Stereo of Larimer Street
Alexander Martin, photographer. Larimer St. from 15th St., showing C. C. Wright’s photography gallery on the right, between 1882 and 1886, albumen silver stereo view. History Colorado. Accession # 84.192.405.

In 1884, for the July 4th holiday, Wright and his wife accompanied a small group to Silver Plume on the Colorado Central via the recently completed Georgetown Loop, an engineering feat of horseshoe curves and four bridges that were used to link Georgetown with Silver Plume, only two miles apart.

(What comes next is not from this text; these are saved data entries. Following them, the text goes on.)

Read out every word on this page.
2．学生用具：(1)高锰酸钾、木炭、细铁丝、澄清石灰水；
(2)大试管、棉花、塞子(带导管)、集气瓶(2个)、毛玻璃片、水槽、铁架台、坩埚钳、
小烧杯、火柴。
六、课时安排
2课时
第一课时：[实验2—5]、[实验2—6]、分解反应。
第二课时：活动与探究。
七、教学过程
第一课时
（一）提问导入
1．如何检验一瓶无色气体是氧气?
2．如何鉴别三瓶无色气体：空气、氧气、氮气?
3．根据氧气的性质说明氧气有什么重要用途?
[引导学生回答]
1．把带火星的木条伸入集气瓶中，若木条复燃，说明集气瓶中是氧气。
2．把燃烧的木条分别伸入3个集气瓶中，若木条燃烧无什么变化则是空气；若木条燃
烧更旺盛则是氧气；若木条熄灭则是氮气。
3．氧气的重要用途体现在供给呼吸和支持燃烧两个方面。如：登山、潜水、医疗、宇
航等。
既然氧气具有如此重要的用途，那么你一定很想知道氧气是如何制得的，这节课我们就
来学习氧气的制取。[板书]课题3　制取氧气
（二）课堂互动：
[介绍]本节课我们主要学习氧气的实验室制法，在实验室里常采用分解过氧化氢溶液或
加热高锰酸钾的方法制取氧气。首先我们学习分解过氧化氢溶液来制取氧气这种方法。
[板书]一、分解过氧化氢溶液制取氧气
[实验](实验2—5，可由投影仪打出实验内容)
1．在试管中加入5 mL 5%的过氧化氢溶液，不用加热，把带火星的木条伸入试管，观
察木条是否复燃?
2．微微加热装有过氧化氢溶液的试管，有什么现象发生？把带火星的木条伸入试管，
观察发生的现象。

That same year, Wright employed a young Adolph F. Muhr, later known for his portraits of Native Americans.  In 1885, Wright’s brother-in-law, David Roby Judkins, briefly worked at the Denver studio. In December 1885, Wright opened a branch gallery in Central City, employing Morton E. Chase.

CO Senate
C. C. Wright, photographer. Colorado Senate, 1885, albumen silver print. Denver Public Library Special Collections.

Wright photographed the Colorado legislature on more than one occasion, making a composite portrait of the 1885 Colorado Senate.  He also made a group portrait of the pages that assisted the state legislature.  Nine boys wearing hats bearing the words “House Page,” stand in front of a hand painted backdrop.  The backdrop is signed on the lower left corner by Davis and a partner’s name that is illegible.  

Wright was one of six photographers who submitted work to the Colorado Manufacturers Exposition held in Denver in 1886.

House Pages
C. C. Wright, photographer. House Pages, between 1882-1887, albumen silver print. Denver Public Library Special Collections.

On January 20, 1887, Wright was traveling through the city in his carriage when he made a sharp turn.  The carriage tipped over, and Wright landed in the street.  He died less than a week later from injuries sustained during the accident at the age of forty-six.  A large funeral was held with participation of fraternal organizations and many local photographers. The procession led by the Opera House band, walked to Wright’s studio where services were conducted.  The crowd then proceeded to Riverside Cemetery.  

Shortly before his death, Wright had opened a new studio at 910 Sixteenth street. His wife is listed as a photographer in the 1887 Denver City Directory.  Henry Rothberger took over the studio by October 1887.

Thank you to Beverly W. Brannan, former curator of photography, Library of Congress, for proof-reading this post.